Academic background
- Education: PhD, Uniformed Services University of the Health Sciences, 2000

= Omid Rahimi =

American neuroscientist

Omid B. Rahimi is a professor at the Long School of Medicine at the University of Texas Health Science Center at San Antonio (UTHSCSA). He is the assistant course director for the school's Medical Gross Anatomy & Embryology course. In addition, he works as a lecturer and laboratory instructor for Medical Neuroscience. He also co-directs senior medical student electives in Advanced Anatomy of the Back, Head & Neck, Advanced Anatomy of the Thorax, Abdomen & Pelvis, Anatomy of the Newborn, and Advanced Anatomy of the Extremities.

Rahimi has been involved with instruction of Gross Anatomy and Neuroscience to first-year Medical and Graduate students since 2000. He is also active in the development of interactive digital modules aimed to enhance the teaching of gross anatomy (GATEways).

Rahimi's research interests focus on morphological changes in neurons during development and aging.
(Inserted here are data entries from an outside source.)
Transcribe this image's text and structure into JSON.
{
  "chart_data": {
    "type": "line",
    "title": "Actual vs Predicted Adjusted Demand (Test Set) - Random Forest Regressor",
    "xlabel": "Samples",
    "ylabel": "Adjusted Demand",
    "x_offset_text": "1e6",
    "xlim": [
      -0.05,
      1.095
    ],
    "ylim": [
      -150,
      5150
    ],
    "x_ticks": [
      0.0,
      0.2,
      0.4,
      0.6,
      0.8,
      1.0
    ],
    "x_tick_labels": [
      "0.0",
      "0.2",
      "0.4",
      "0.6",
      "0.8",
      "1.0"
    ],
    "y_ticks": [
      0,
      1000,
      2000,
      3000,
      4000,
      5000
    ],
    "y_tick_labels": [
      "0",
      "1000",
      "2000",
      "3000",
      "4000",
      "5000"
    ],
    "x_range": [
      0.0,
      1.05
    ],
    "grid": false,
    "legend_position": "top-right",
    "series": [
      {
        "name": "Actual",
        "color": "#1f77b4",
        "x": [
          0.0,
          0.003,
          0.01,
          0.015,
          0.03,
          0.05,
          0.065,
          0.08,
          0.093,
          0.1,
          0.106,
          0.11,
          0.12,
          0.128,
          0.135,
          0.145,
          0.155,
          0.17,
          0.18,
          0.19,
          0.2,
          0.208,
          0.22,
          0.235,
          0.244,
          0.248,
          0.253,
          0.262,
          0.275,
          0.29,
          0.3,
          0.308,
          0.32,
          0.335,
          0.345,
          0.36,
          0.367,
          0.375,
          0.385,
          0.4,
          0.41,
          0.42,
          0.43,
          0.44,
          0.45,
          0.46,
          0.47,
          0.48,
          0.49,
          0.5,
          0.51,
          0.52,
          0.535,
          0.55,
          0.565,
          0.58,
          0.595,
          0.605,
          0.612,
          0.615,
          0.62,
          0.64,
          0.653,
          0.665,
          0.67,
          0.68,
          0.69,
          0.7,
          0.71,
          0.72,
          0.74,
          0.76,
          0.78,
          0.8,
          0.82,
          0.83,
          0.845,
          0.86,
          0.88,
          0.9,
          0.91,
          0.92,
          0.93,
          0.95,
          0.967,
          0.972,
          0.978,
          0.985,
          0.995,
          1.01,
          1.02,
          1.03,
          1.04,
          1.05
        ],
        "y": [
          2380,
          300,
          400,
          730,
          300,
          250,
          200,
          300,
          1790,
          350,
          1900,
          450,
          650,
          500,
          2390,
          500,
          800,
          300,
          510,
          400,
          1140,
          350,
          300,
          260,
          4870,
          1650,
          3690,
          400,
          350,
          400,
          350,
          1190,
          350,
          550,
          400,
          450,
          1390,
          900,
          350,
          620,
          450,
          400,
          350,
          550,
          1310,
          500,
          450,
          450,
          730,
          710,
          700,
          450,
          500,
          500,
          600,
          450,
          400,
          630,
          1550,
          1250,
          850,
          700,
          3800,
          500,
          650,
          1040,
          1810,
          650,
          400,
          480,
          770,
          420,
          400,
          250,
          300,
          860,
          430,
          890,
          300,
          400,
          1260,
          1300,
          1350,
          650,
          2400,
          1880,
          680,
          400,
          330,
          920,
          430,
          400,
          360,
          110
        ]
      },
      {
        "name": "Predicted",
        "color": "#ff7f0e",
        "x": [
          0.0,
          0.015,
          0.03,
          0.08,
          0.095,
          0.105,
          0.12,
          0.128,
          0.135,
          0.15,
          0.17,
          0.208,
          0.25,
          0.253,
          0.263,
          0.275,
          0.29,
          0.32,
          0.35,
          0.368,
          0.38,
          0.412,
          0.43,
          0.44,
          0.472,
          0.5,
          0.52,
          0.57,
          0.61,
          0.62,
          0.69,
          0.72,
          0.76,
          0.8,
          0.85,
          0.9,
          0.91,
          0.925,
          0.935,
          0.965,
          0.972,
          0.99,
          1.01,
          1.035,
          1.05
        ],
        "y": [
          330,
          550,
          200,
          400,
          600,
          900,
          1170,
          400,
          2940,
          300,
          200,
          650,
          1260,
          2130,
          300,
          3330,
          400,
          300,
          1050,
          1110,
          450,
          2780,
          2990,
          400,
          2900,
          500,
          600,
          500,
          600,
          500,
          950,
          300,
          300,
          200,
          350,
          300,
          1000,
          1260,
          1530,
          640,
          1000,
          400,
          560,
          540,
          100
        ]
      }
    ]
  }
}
The goal of his work is to determine factors that underlie normal neuronal development and to reveal relationships between deficits in learning and memory observed during aging and changes in neuronal structure.

== Education ==
Rahimi received a Bachelor of Science in Biology from the University of Texas at San Antonio in 1993. He earned a PhD in anatomy & cell biology at the Uniformed Services University of the Health Sciences in 2000, then completed a post-doctoral fellowship in neuroscience before joining the University of Texas Health Science Center in 2001. He joined the Department of Cell Systems and Anatomy at UTHSCSA in September 2004.